Session chair Kamal Ahmed, former BBC News Editorial Director, suggested that “too many media companies are still led by dinosaurs who are trying to sweat an old model”.

Analyst Claire Enders responded: “That’s true of the US – there are an awful lot of really old people… but, in the UK, we have an incredibly diverse leadership and female-led [organisations].”

She added that the UK’s public service broadcasting system – “the biggest in the world”– together with the licence fee and dominant pay-TV company Sky and its smaller rival, Virgin, offers “extraordinary levels of differentiation with SVoDs… that makes for a large number of sustainable businesses”.

Shapiro interjected: “The world is 63% under the age of 40; Europe is the upside down of that, so a lot of the change, from a consumer standpoint with younger generations, is on its way here.”

Simon Pitts said: “Viewers don’t really care whether you have global scale or not; they care that your content is good. Good increasingly means, in the UK, relevant, [which means] UK ­stories, UK dramas, UK news, UK sport and, in our case, Scottish.”

He pointed to data from the first half of the year, which showed that, of the top 500 programmes across all channels and streamers in Scotland, 76% were on his channel, STV, 19% were on BBC One – and none were on Netflix.

“The most popular show on our channel this year is a Scottish drama by Irvine Welsh. On Netflix, the most popular show in the first half of the year was a Lewis Capaldi documentary. [On] Amazon it’s the same picture – The Rig with Martin Compston. This doesn’t just tell you that local content matters: it tells you that it almost always wins.”

Notwithstanding this success, he said: “There is a real imperative to diversify.” STV is investing in its studio business and streaming service. “This year, for the first time, more than half our profit will come from those new areas – five years ago, we were 80% dependent on linear-TV advertising.”

Paramount Global’s Maria Kyriacou pointed to the five years of double­digit growth enjoyed by Channel 5 streaming service My5 as further proof that local programming wins out. The secret of its success? “British content – it’s as simple as that,” she said.

Shapiro agreed: “Local content is going to be king. The big tech death stars are coming in but they’re not here to put you out of business… they know that they can’t afford to spend the same amount of money per consumer on local content that you can.”
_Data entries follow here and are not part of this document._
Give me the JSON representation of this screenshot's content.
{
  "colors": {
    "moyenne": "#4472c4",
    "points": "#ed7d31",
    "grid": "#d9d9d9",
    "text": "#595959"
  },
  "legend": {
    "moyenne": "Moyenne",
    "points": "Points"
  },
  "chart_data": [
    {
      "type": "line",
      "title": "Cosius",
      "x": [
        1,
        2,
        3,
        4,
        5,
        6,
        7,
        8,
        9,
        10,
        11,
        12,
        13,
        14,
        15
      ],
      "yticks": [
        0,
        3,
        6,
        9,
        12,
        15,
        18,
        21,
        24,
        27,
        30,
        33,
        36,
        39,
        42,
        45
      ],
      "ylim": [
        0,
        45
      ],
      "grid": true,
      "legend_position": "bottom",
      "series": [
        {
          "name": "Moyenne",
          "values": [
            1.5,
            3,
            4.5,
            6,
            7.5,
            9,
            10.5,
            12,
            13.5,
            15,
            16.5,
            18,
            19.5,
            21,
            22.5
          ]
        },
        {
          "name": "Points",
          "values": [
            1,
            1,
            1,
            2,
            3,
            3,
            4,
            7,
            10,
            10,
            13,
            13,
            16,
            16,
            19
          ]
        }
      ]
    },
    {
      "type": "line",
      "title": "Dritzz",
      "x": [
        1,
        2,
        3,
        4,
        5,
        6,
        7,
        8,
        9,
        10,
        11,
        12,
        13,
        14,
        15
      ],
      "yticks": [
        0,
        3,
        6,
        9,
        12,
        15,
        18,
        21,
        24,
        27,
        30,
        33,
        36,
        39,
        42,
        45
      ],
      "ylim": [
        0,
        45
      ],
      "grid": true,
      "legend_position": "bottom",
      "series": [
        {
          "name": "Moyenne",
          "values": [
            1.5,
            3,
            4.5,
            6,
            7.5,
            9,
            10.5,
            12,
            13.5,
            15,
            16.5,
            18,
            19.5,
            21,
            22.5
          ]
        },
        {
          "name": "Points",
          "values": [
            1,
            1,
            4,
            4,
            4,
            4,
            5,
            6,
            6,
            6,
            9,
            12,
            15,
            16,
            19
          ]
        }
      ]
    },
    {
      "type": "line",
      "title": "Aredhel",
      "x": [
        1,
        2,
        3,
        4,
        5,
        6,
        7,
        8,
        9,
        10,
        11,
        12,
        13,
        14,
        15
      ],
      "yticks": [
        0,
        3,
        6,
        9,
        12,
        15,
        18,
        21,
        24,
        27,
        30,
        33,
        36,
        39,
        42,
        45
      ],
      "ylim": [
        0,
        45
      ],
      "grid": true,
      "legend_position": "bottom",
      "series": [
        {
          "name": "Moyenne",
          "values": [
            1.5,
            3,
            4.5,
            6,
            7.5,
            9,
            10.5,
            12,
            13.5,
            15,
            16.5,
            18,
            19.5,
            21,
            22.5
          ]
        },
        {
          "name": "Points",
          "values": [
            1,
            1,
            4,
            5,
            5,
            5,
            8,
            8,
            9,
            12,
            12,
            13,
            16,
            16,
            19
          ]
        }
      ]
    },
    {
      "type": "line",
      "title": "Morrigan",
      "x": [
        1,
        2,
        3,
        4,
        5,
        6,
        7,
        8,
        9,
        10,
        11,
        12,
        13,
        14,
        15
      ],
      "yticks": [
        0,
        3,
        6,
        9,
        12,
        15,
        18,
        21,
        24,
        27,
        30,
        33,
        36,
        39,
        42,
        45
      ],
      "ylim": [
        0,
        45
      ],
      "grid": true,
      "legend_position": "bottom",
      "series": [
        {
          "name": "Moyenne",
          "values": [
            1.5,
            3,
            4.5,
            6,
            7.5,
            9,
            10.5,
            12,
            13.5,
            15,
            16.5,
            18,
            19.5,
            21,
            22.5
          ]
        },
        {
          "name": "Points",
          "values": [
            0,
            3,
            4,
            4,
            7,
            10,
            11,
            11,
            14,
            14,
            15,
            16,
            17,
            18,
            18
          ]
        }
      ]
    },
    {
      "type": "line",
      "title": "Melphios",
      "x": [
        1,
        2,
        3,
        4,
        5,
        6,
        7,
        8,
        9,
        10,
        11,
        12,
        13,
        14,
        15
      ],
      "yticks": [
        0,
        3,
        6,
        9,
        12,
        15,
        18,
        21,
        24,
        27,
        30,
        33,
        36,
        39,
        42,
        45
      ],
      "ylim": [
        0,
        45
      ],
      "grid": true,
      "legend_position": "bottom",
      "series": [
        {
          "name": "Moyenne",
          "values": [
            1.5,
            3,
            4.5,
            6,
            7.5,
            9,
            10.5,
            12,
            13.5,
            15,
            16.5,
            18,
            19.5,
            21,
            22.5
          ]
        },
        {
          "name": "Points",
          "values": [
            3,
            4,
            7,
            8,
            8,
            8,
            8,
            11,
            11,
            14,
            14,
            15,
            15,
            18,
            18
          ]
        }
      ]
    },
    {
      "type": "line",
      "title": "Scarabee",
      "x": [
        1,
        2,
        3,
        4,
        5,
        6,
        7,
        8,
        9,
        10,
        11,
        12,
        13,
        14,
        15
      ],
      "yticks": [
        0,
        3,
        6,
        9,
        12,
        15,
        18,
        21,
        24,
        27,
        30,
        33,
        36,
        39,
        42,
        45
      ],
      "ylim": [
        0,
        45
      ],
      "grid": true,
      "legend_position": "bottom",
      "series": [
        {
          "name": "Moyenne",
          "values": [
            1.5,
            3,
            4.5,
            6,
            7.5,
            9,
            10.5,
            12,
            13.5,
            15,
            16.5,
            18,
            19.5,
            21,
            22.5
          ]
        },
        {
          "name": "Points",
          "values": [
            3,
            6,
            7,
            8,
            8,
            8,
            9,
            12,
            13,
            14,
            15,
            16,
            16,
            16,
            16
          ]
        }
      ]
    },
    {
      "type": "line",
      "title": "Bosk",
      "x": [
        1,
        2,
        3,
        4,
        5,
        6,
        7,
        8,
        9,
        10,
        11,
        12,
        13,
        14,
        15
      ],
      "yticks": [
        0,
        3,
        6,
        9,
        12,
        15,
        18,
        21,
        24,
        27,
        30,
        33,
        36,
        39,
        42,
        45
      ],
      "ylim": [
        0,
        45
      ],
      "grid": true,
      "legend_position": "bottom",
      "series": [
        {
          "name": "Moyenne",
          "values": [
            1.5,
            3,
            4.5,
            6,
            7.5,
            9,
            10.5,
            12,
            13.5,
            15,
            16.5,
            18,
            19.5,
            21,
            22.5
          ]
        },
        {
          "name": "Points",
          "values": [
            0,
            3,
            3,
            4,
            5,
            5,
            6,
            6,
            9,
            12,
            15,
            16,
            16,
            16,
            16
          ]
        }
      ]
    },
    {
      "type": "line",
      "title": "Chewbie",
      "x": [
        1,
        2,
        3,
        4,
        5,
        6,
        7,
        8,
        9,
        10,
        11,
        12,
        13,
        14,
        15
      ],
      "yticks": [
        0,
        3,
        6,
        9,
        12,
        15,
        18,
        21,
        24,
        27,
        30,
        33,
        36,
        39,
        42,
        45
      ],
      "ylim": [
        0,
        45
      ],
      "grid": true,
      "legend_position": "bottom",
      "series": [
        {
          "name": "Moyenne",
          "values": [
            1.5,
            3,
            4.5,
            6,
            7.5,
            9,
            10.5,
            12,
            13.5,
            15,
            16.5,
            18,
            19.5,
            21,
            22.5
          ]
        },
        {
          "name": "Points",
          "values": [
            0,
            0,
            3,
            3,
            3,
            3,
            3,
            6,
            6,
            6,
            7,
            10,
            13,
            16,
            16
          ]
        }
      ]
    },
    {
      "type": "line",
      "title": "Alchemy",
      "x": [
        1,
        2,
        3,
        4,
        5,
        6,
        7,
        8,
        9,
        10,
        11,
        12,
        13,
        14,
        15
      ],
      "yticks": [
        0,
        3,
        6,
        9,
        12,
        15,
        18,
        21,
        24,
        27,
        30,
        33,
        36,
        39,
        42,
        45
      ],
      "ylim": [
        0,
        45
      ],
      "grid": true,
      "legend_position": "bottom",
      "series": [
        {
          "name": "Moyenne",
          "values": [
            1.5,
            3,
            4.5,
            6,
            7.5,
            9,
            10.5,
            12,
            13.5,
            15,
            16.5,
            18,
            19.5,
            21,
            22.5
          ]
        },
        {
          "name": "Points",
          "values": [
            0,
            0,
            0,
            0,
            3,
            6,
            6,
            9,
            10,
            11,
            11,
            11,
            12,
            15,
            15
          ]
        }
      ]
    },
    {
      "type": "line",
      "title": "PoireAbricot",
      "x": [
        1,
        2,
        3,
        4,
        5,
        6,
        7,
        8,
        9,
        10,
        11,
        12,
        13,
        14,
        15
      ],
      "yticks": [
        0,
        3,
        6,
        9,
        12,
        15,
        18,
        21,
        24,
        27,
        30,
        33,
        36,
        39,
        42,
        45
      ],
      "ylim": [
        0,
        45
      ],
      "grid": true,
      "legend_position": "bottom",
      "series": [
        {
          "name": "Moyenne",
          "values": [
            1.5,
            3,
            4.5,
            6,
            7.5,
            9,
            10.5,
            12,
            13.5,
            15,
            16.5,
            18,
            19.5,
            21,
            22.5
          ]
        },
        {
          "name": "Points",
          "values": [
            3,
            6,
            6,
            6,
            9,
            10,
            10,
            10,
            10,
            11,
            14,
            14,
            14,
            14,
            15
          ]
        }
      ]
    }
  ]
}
British TV can only go so far on its own without regulation. Pitt said: “The asymmetry of power, I may not need to tell you, between STV and Amazon is fairly pronounced – we have to remind them who we are when we go into the room. We need that Media Bill; we need intervention for us to be at the top table when it comes to those media choices on people’s phones.” 

Kyriacou added: “Ultimately, it’s [about] where our audience is going, and we’ve talked this to death as an industry – make sure you’re following them and don’t make excuses about not doing it.

“It’s [about] moving to a streaming model; moving to IP [hence] our participation in Freely [the new online service from Everyone TV; [calling on] the Government to [progress] the Media Bill so we are supported as PSBs and British content continues to be supported into the future.

“What’s on us, though, is to make sure that our platforms [perform] next year. For us, it is about updating the My5 platform, making it stronger for users, a better user experience, a better advertising experience. The one big shining star for us in advertising is that AVoD’s going to grow.”

Session Three, ‘The future of the media universe – is scale the only way?’ was chaired by Kamal Ahmed, co-founder of The News Movement. The panellists were: Claire Enders, founder of Enders Analysis; Maria Kyriacou, President, Broadcast and Studios, International Markets, Paramount Global; Simon Pitts, CEO of STV Group; and media cartographer Evan Shapiro. The producer was Helen Scott. Report by Matthew Bell.